A representante da Citizenship Foundation, Jan Newton, trouxe relatos de como a
Inglaterra tem avançado nesse sentido, tornando compulsório, o ensino de cidadania na
faixa de 11 a 16 anos e recomendada de 5 a 11 anos. A fundação por ela dirigida se dedica
a criar matérias para uso nas escolas, visando tornar esse aprendizado menos enfadonho.
Dentre conceitos-chave trabalhados pelos professores, contam, por exemplo,
democracia, igualdade direitos humanos e responsabilidades.Uma das principais diretrizes
do programa é que esses conceitos precisam ser vinculados pelos alunos, não apenas
transmitidos pelos professores. Daí, a sugestão de que escolas promovam oportunidades
para que os alunos efetivamente experimentem habilidades, como trabalho cooperativo,
respeito e tolerância, à diversidade, preocupação com os direitos humanos e etc.
No Brasil, os Parâmetros Curriculares Nacionais, distribuídos recentemente pelo
MEC têm como eixo central, permeando todas as disciplinas, a educação para cidadania,
propondo que a escola seja um lugar de convívio democrático. Em termos curriculares, isso
se daria de forma transversalizada, isto é, a disciplina daria tomariam os temas definidos
(por exemplo, ética, pluralidade, meio ambiente) para trabalhar seus respectivos conteúdos.
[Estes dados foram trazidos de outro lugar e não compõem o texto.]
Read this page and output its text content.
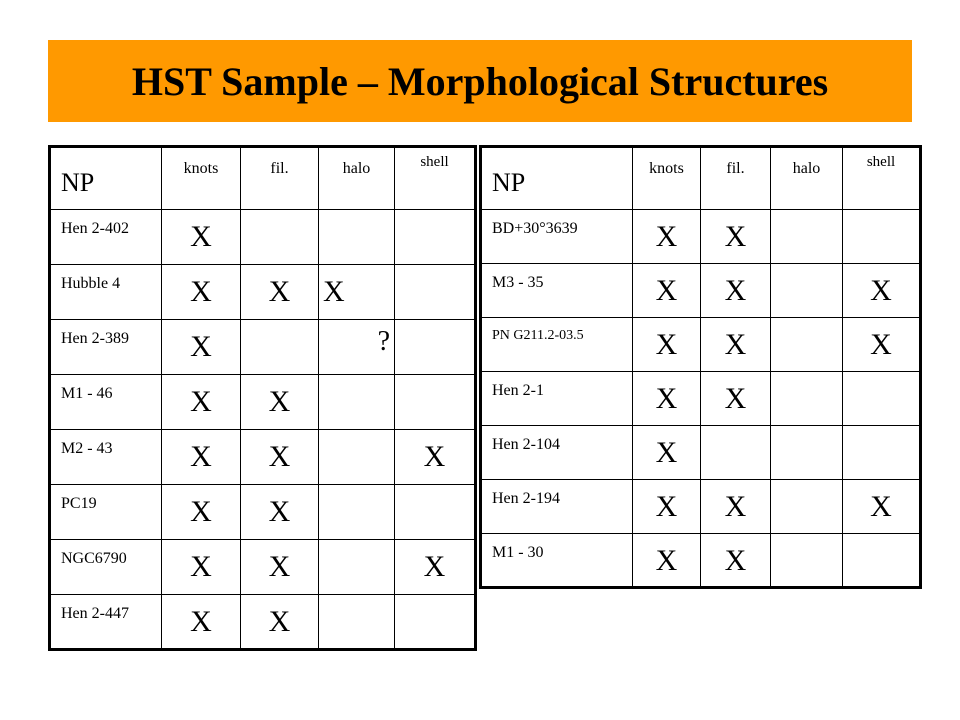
HST Sample – Morphological Structures
NP	knots	fil.	halo	shell

Hen 2-402	X			

Hubble 4	X	X	X	

Hen 2-389	X		?	

M1 - 46	X	X		

M2 - 43	X	X		X

PC19	X	X		

NGC6790	X	X		X

Hen 2-447	X	X		

NP	knots	fil.	halo	shell

BD+30°3639	X	X		

M3 - 35	X	X		X

PN G211.2-03.5	X	X		X

Hen 2-1	X	X		

Hen 2-104	X			

Hen 2-194	X	X		X

M1 - 30	X	X		
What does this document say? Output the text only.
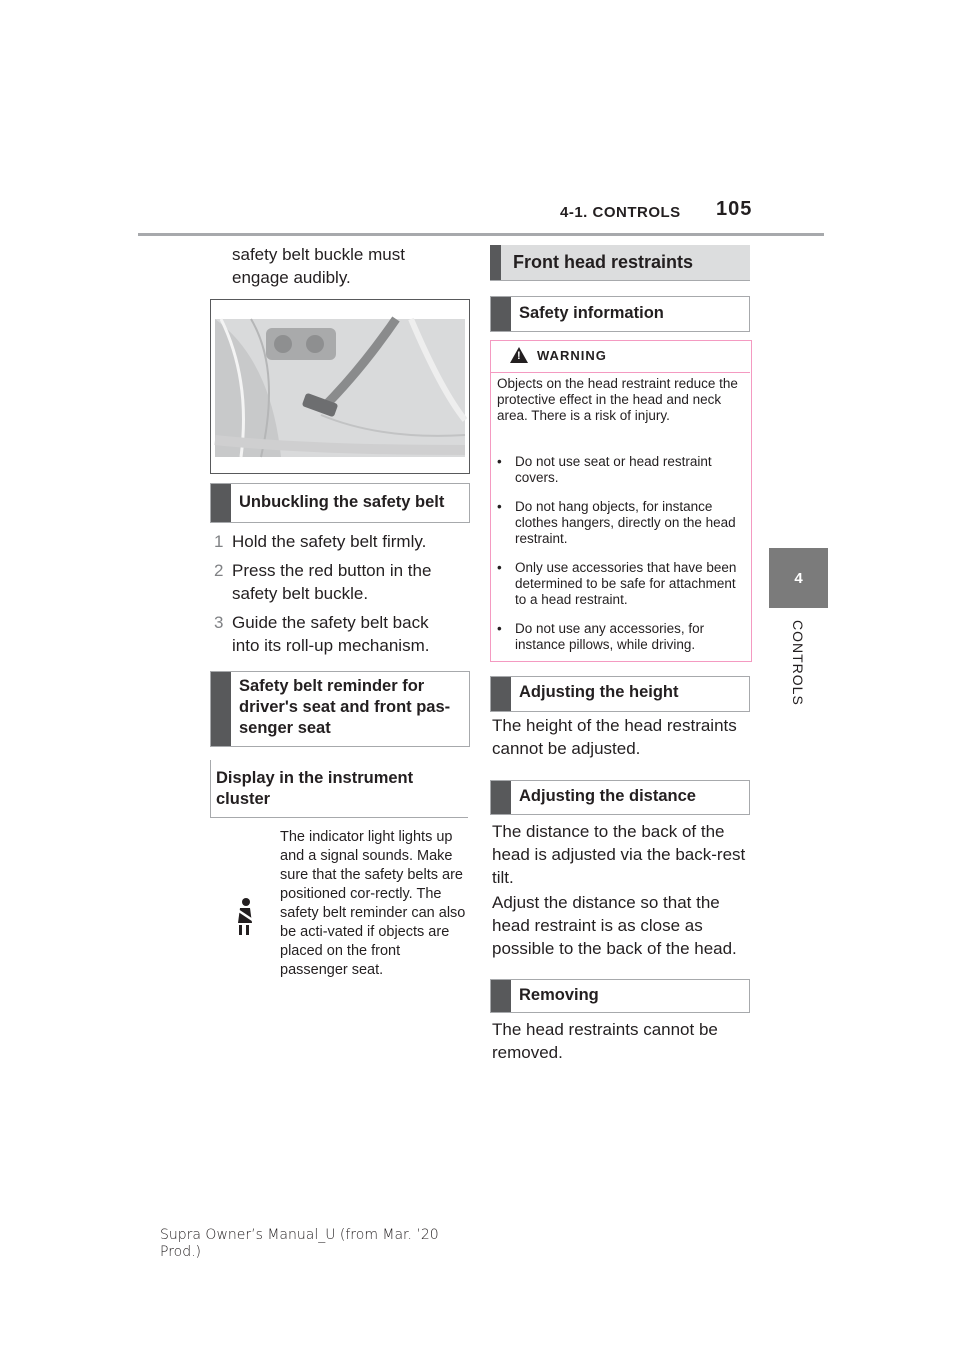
4-1. CONTROLS 105
4
CONTROLS
safety belt buckle must engage audibly.
Unbuckling the safety belt
1 Hold the safety belt firmly.
2 Press the red button in the safety belt buckle.
3 Guide the safety belt back into its roll-up mechanism.
Safety belt reminder for driver's seat and front pas-senger seat
Display in the instrument cluster
The indicator light lights up and a signal sounds. Make sure that the safety belts are positioned cor-rectly. The safety belt reminder can also be acti-vated if objects are placed on the front passenger seat.
Front head restraints
Safety information
! WARNING
Objects on the head restraint reduce the protective effect in the head and neck area. There is a risk of injury.
• Do not use seat or head restraint covers.
• Do not hang objects, for instance clothes hangers, directly on the head restraint.
• Only use accessories that have been determined to be safe for attachment to a head restraint.
• Do not use any accessories, for instance pillows, while driving.
Adjusting the height
The height of the head restraints cannot be adjusted.
Adjusting the distance
The distance to the back of the head is adjusted via the back-rest tilt.
Adjust the distance so that the head restraint is as close as possible to the back of the head.
Removing
The head restraints cannot be removed.
Supra Owner’s Manual_U (from Mar. ’20
Prod.)
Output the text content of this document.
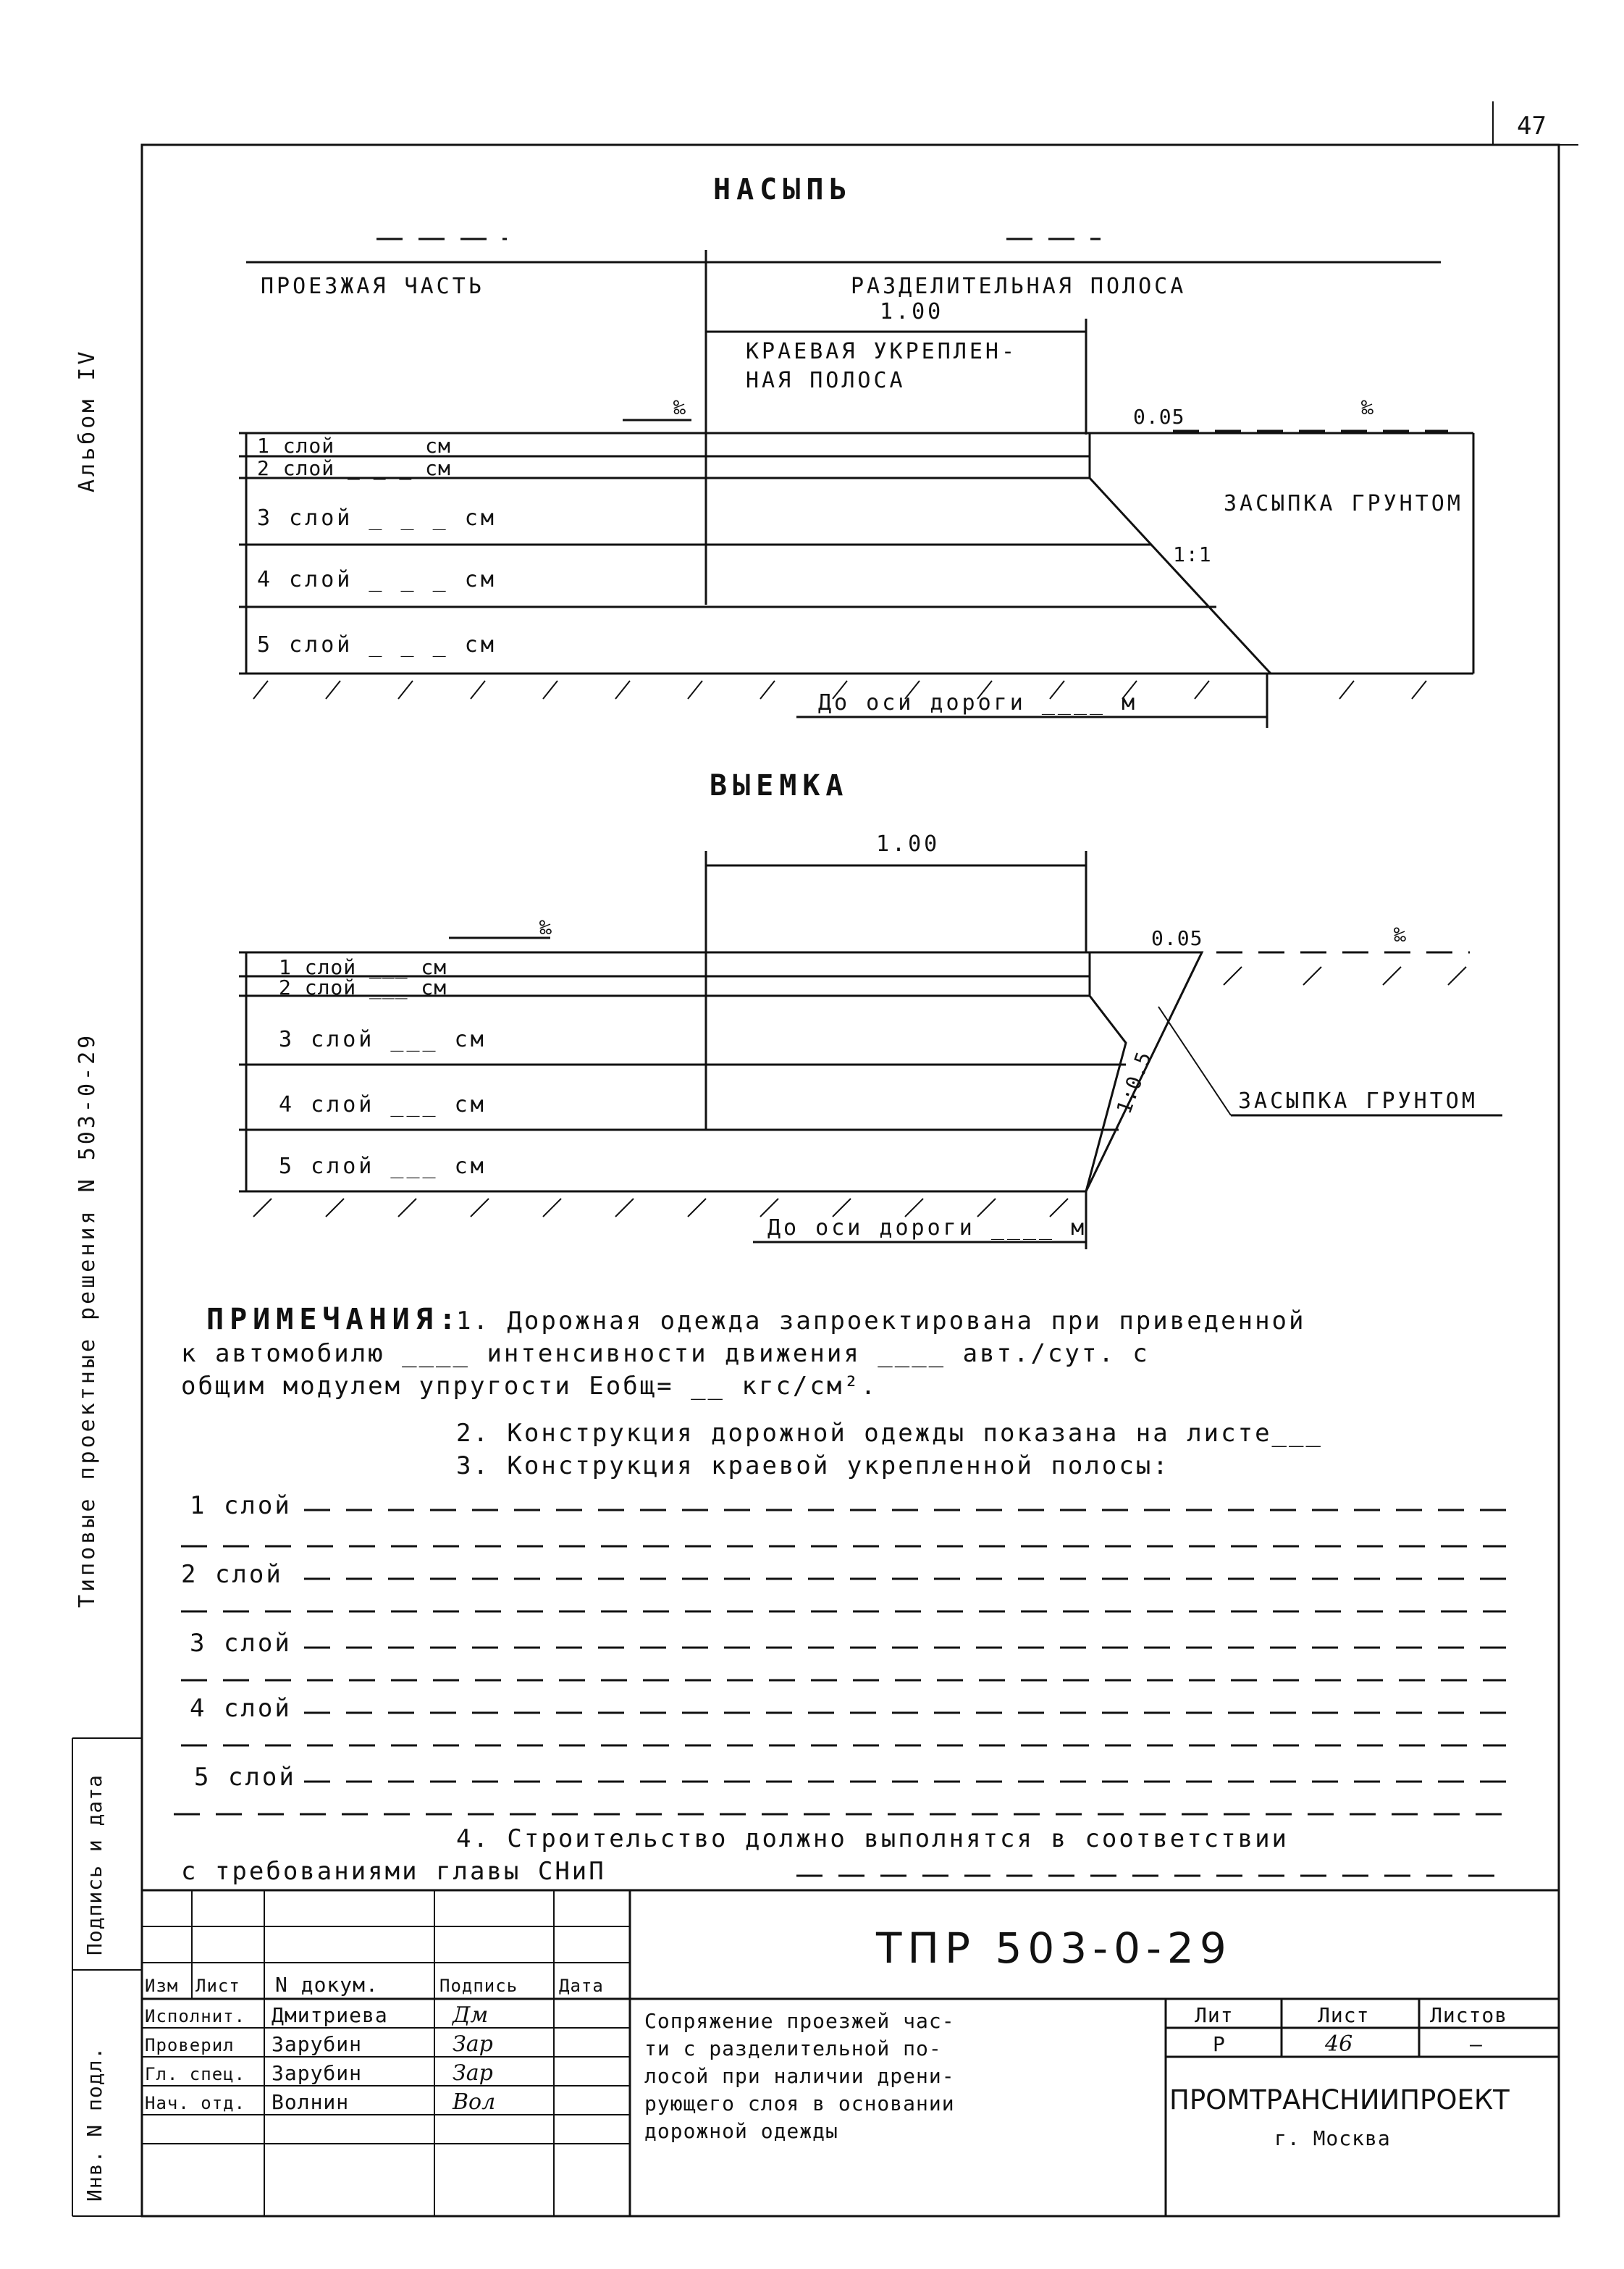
47
Альбом IV
Типовые проектные решения N 503-0-29
Подпись и дата
Инв. N подл.
НАСЫПЬ
ПРОЕЗЖАЯ ЧАСТЬ	РАЗДЕЛИТЕЛЬНАЯ ПОЛОСА
1.00
КРАЕВАЯ УКРЕПЛЕН-
НАЯ ПОЛОСА
‰	0.05	‰
1:1
ЗАСЫПКА ГРУНТОМ
1 слой _ _ _ см
2 слой _ _ _ см
3 слой _ _ _ см
4 слой _ _ _ см
5 слой _ _ _ см
До оси дороги ____ м
ВЫЕМКА
1.00
‰	0.05	‰
1:0.5	ЗАСЫПКА ГРУНТОМ
1 слой ___ см
2 слой ___ см
3 слой ___ см
4 слой ___ см
5 слой ___ см
До оси дороги ____ м
ПРИМЕЧАНИЯ:
1. Дорожная одежда запроектирована при приведенной
к автомобилю ____ интенсивности движения ____ авт./сут. с
общим модулем упругости Еобщ= __ кгс/см².
2. Конструкция дорожной одежды показана на листе___
3. Конструкция краевой укрепленной полосы:
1 слой
2 слой
3 слой
4 слой
5 слой
4. Строительство должно выполнятся в соответствии
с требованиями главы СНиП
Изм Лист N докум.	Подпись Дата
Исполнит. Дмитриева	Дм
Проверил Зарубин	Зар
Гл. спец. Зарубин	Зар
Нач. отд. Волнин	Вол
ТПР 503-0-29
Сопряжение проезжей час-
ти с разделительной по-
лосой при наличии дрени-
рующего слоя в основании
дорожной одежды
Лит	Лист	Листов
Р	46	—
ПРОМТРАНСНИИПРОЕКТ
г. Москва
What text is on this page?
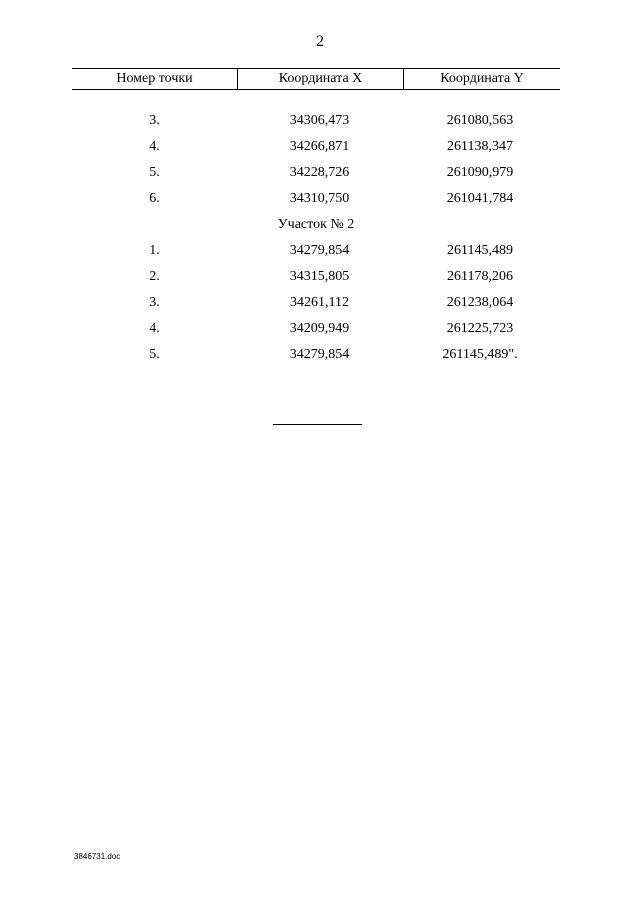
2
Номер точки	Координата X	Координата Y
3.	34306,473	261080,563
4.	34266,871	261138,347
5.	34228,726	261090,979
6.	34310,750	261041,784
Участок № 2
1.	34279,854	261145,489
2.	34315,805	261178,206
3.	34261,112	261238,064
4.	34209,949	261225,723
5.	34279,854	261145,489".
3846731.doc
No mesmo sentido de fortalecimento da sociedade civil, tem sido proposta a
integração da escola com a comunidade. Essa integração se daria com o maior
envolvimento dos pais, professores, alunos, empresários, organizações não-governamentais,
enfim, todos que vêem a escola como um espaço de desenvolvimento de cidadãos críticos e
atuantes na sociedade.
Podemos encontrar ecos dessas sugestões também na experiência americana e,
especialmente na proposta de David Mathews, ex-reitor da Universidade de Alabama, exministro da Educação dos Estados Unidos e atual presidente da fundação Kettering. No
livro intitulado “Existe público para as escolas públicas”, cuja tradução será lançada no dia
28, pela Editora da UEL, ele propõe a melhoria das escolas públicas passa pela
reconstituição das comunidades. Embora as escolas públicas americanas tenham uma
trajetória histórica bastante diferente da brasileira, o argumento de que as escolas públicas
só se fortalecerão com o fortalecimento do público parece ser igualmente relevante para
nosso país. Naquela obra, público é entendido como grupo de pessoas com interesses
interconectados e que agem coletivamente para alcançar o bem comum.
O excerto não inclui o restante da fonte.